Mary Beth Franklin: Why 66 should be your new lucky number

Apr 29, 2013 @ 12:00 am

Runtime: 2:44

When it comes to maxing out Social Security benefits, it pays to wait until you reach the 'magic age' of 66.

Video Transcript

Whenever I talk to advisers and consumers, I tell them 66 is the magic age. That's the current age for full retirement benefits, but it's magic for a couple other reasons. If you wait until 66 to collect your retirement benefits, not only will you get the full amount. But if you choose to continue working, you can get social security benefits without a reduction. If you claim social security before the magic age of 66, you're going to lose some of these benefits to the earnings cap, but the real reason 66 is the magic age is you can engage in some creative filing strategies particularly married couples or divorced couples. Can do things like file and suspend or file restricted claim for spousal benefits only. But to do that, you must wait 'til 66, the magic retirement age, to first file for benefits. If you claim social security benefits early and change your mind within the first 12 months of receiving benefits, you can actually withdraw your application for benefits. You can say to the social security administration, my bad, wanna start all over again. What that entails is you would have to pay back any of the benefits you've already received, but then you can start over later at your older age at a higher amount. It's a great way to erase the mistake. What happens if you wait more than 12 months? There is a backup plan. If you are at least the magic age of 66, you can voluntarily suspend your benefits. Now, you can't pay them back like you could with the withdrawal strategy, but it means that between age 66 and 70 you would stop drawing benefits and they would grow by 8% a year up until age 70. I don't recommend this a primary strategy, but if someone has claimed early and changed their mind, it's a good way to fix an early claiming mistake.
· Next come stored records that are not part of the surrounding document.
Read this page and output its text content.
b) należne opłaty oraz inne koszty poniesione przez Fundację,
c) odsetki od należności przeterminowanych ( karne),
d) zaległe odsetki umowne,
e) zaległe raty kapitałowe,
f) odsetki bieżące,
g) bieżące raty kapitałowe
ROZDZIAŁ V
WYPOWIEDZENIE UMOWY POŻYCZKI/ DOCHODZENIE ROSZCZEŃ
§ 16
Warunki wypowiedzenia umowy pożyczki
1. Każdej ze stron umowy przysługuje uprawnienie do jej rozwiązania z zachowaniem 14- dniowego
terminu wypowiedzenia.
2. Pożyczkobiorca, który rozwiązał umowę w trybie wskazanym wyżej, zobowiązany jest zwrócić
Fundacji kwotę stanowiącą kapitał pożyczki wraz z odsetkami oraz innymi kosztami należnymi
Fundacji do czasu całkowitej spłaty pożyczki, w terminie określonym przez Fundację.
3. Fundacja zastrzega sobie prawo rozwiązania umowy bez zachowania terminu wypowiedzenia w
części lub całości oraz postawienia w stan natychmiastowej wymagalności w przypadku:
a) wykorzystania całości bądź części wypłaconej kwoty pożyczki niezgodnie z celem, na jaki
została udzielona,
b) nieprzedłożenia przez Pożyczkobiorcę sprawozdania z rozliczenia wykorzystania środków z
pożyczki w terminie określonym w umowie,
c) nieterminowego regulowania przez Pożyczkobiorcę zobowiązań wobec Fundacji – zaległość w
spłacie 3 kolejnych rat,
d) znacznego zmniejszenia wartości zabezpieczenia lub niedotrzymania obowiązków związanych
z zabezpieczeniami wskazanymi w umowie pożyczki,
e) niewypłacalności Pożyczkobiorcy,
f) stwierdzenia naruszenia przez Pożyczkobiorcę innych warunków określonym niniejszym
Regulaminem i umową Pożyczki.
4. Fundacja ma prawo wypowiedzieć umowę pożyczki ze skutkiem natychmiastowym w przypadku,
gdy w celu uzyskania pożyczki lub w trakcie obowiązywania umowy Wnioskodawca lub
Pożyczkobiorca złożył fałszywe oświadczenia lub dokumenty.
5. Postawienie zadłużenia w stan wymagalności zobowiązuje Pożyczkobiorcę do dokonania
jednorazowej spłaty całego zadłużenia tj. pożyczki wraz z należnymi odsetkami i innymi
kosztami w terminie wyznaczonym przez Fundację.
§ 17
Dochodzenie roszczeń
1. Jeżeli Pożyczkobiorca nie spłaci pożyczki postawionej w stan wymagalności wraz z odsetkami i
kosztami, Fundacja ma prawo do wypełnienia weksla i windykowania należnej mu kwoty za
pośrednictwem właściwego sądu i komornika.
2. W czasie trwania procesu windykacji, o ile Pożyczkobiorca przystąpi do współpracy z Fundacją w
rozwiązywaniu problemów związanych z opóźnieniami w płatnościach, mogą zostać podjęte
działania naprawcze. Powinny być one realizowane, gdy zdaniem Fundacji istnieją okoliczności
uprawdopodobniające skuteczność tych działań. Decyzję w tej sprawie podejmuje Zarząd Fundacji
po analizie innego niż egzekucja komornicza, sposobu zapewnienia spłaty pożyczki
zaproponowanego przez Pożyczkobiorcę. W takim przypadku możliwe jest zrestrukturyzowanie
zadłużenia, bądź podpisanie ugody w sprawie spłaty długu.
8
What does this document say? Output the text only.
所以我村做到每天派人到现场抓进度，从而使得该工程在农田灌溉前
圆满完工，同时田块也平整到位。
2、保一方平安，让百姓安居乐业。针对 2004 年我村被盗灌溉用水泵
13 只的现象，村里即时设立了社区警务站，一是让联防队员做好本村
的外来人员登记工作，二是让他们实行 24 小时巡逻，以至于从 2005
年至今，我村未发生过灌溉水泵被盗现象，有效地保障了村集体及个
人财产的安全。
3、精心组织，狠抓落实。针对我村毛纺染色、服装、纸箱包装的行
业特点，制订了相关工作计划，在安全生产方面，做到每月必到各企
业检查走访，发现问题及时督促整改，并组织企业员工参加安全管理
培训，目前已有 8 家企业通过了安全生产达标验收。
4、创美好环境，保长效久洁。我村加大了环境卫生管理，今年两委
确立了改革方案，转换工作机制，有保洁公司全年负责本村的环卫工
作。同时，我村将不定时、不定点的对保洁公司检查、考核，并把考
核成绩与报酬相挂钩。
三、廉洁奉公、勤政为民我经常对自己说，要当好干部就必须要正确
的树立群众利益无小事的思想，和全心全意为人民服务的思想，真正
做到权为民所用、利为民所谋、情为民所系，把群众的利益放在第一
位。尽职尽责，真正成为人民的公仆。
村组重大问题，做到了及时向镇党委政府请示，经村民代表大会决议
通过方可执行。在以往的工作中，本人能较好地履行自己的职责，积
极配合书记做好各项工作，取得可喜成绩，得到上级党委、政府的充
And if you do the math, if you say collected reduced benefits at 62, changed your mind at 66 and suspend those benefits for 4 years, by the time you turn the money back on at 70, you will be up to 99% of what your full retirement age benefit would have been and that be a big chunk of change going forward and keeping in mind the bigger your base benefit is, that cost of living adjustment is going to be applied to that bigger amount every year. So, it can be a great strategy for retirees who may be looking forward to a very long retirement.